Listening by the Eyes
Edited by:James Campion, WANG Zijin | Date:2017/01/20
“Eyes are unique, fragile and powerful and our emotions can be easily expressed through them.” Pulcherie Dasse told me her purpose of displaying all these paintings about eyes. Her voice was soft and her eyes were gazing at me, peacefully and comprehensively.
Hope by Pul
Born in Africa, Pulcherie Dasse is a French painter. She went to France with her family at a young age. Afterwards, she came to China. She speaks French, English and Chinese, so she can dig deeply into three cultures. The influence of these cultures is also reflected in her artwork. Pul thinks her work goes above all these languages: her inspiration comes from the love towards human beings and are expressions of thought, beauty and the gift of life.
As an exhibition about eyes, Pul brought most of her paintings related to eye there. She likes presenting her insightful observation to human’s subtle emotions through her depiction of eyes. Take the following picture as an example:
Hope by Pul
The child didn’t cry, but he offers us a sad facial expression with maturity. This is definitely not sadness caused by breaking his toys.
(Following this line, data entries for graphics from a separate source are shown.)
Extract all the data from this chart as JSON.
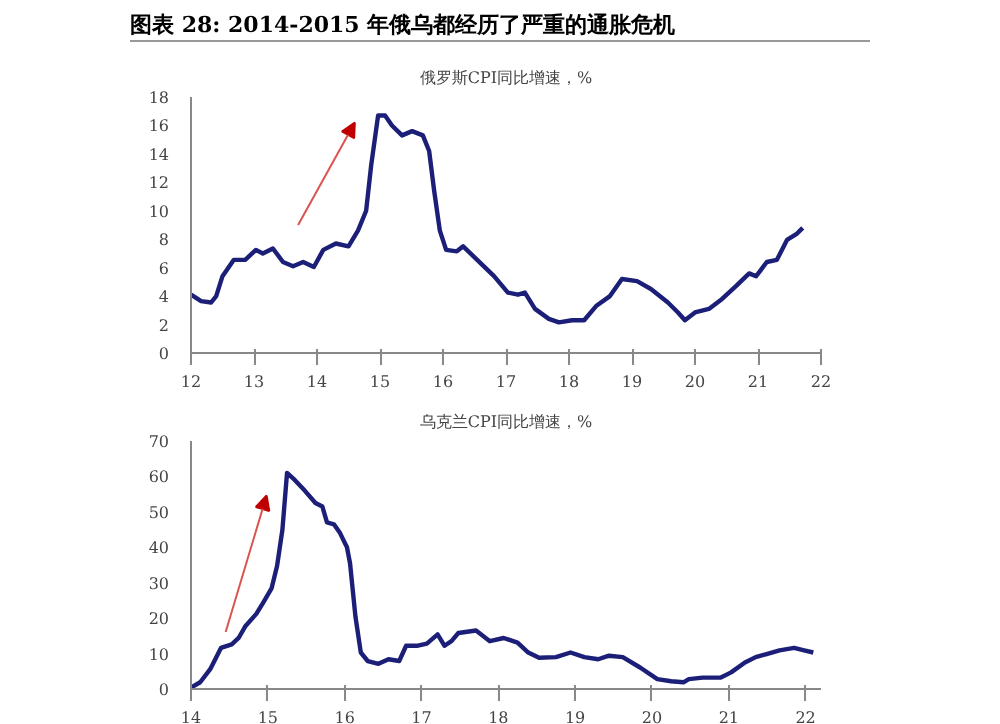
{
  "chart_data": [
    {
      "type": "line",
      "title": "图表 28: 2014-2015 年俄乌都经历了严重的通胀危机",
      "subtitle": "俄罗斯CPI同比增速，%",
      "x": [
        12.0,
        12.16,
        12.32,
        12.4,
        12.5,
        12.68,
        12.86,
        13.03,
        13.14,
        13.3,
        13.46,
        13.62,
        13.78,
        13.95,
        14.1,
        14.3,
        14.5,
        14.65,
        14.78,
        14.86,
        14.97,
        15.08,
        15.19,
        15.35,
        15.51,
        15.68,
        15.78,
        15.86,
        15.95,
        16.05,
        16.22,
        16.32,
        16.6,
        16.81,
        17.03,
        17.19,
        17.3,
        17.46,
        17.68,
        17.84,
        18.05,
        18.24,
        18.43,
        18.65,
        18.84,
        19.08,
        19.3,
        19.57,
        19.73,
        19.84,
        20.0,
        20.22,
        20.43,
        20.65,
        20.86,
        20.97,
        21.14,
        21.3,
        21.46,
        21.62,
        21.71
      ],
      "series": [
        {
          "color": "#1c1f78",
          "values": [
            4.1,
            3.65,
            3.55,
            4.0,
            5.4,
            6.55,
            6.55,
            7.25,
            7.0,
            7.35,
            6.4,
            6.1,
            6.4,
            6.05,
            7.25,
            7.7,
            7.5,
            8.6,
            10.0,
            13.2,
            16.7,
            16.7,
            16.0,
            15.3,
            15.6,
            15.3,
            14.2,
            11.4,
            8.6,
            7.25,
            7.15,
            7.5,
            6.3,
            5.4,
            4.25,
            4.1,
            4.25,
            3.1,
            2.4,
            2.15,
            2.3,
            2.3,
            3.3,
            4.0,
            5.2,
            5.05,
            4.5,
            3.55,
            2.85,
            2.3,
            2.85,
            3.1,
            3.8,
            4.7,
            5.6,
            5.4,
            6.4,
            6.55,
            7.95,
            8.4,
            8.8
          ]
        }
      ],
      "xlim": [
        12,
        22
      ],
      "xticks": [
        12,
        13,
        14,
        15,
        16,
        17,
        18,
        19,
        20,
        21,
        22
      ],
      "ylim": [
        0,
        18
      ],
      "yticks": [
        0,
        2,
        4,
        6,
        8,
        10,
        12,
        14,
        16,
        18
      ],
      "grid": false,
      "line_style": "solid"
    },
    {
      "type": "line",
      "subtitle": "乌克兰CPI同比增速，%",
      "x": [
        14.0,
        14.12,
        14.25,
        14.39,
        14.53,
        14.62,
        14.71,
        14.85,
        14.94,
        15.05,
        15.12,
        15.19,
        15.25,
        15.35,
        15.48,
        15.62,
        15.71,
        15.77,
        15.86,
        15.94,
        16.03,
        16.07,
        16.14,
        16.21,
        16.3,
        16.44,
        16.57,
        16.71,
        16.8,
        16.94,
        17.07,
        17.21,
        17.3,
        17.39,
        17.48,
        17.71,
        17.89,
        18.07,
        18.25,
        18.39,
        18.53,
        18.75,
        18.94,
        19.12,
        19.3,
        19.44,
        19.62,
        19.85,
        20.07,
        20.25,
        20.41,
        20.48,
        20.66,
        20.89,
        21.03,
        21.21,
        21.35,
        21.48,
        21.66,
        21.85,
        21.98,
        22.1
      ],
      "series": [
        {
          "color": "#1c1f78",
          "values": [
            0.4,
            1.9,
            5.6,
            11.6,
            12.6,
            14.4,
            17.8,
            21.2,
            24.4,
            28.5,
            34.7,
            45,
            61,
            59,
            56,
            52.5,
            51.5,
            47,
            46.5,
            44,
            40,
            35.5,
            20.5,
            10.3,
            7.9,
            7.1,
            8.4,
            7.9,
            12.2,
            12.2,
            12.8,
            15.4,
            12.2,
            13.5,
            15.8,
            16.5,
            13.5,
            14.4,
            13.1,
            10.3,
            8.8,
            9,
            10.3,
            9,
            8.4,
            9.4,
            9,
            6,
            2.8,
            2.2,
            1.9,
            2.8,
            3.2,
            3.2,
            4.7,
            7.5,
            9,
            9.8,
            10.9,
            11.6,
            10.9,
            10.3
          ]
        }
      ],
      "xlim": [
        14,
        22.2
      ],
      "xticks": [
        14,
        15,
        16,
        17,
        18,
        19,
        20,
        21,
        22
      ],
      "ylim": [
        0,
        70
      ],
      "yticks": [
        0,
        10,
        20,
        30,
        40,
        50,
        60,
        70
      ],
      "grid": false,
      "line_style": "solid"
    }
  ]
}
It’s closer to sorrow, which should not appear at his age.
Pul said that her creation can be influenced by many things: news, experiences and sometimes her own emotions. The following picture was drawn after she was inspired by a true story:
Sadness Shot by Pul
“This journalist is before several elephants killed for their tusks…it’s unbearable…but she doesn’t want to forget and instead takes this sadness shot.”
Pul has her own unhurried pace and wisdom towards life. This can be learnt not only through her paintings, but also through her works’ introductions (which are all written by Pul herself). For the painting, Lollipop is Forbidden, Pul stated that “There is nothing quite like the eyes of an expressive child unable to hide any emotions. They can have the greatest joy and the greatest tantrum over the smallest things. This little girl is having to learn she can’t have everything she wants. It’s a hard lesson for her as she tries to cope with her feelings of anger and envy. Little does she know that this simple lesson will make her a happier adult.”
Lollipop is Forbidden by Pul
When asked about others’ impressions of her work, Pul smiled. “That’s happiness.” Pul said to me, “Most people will feel happy when they see my works. Even though some paintings express sadness, they will still feel happy.”
“Is it because of the colors?” I asked.
“Of course, it can be.”
Then, some words of Pul’s introduction struck into my mind: She doesn’t just paint with color. She lives, breathes and eats color. She is color.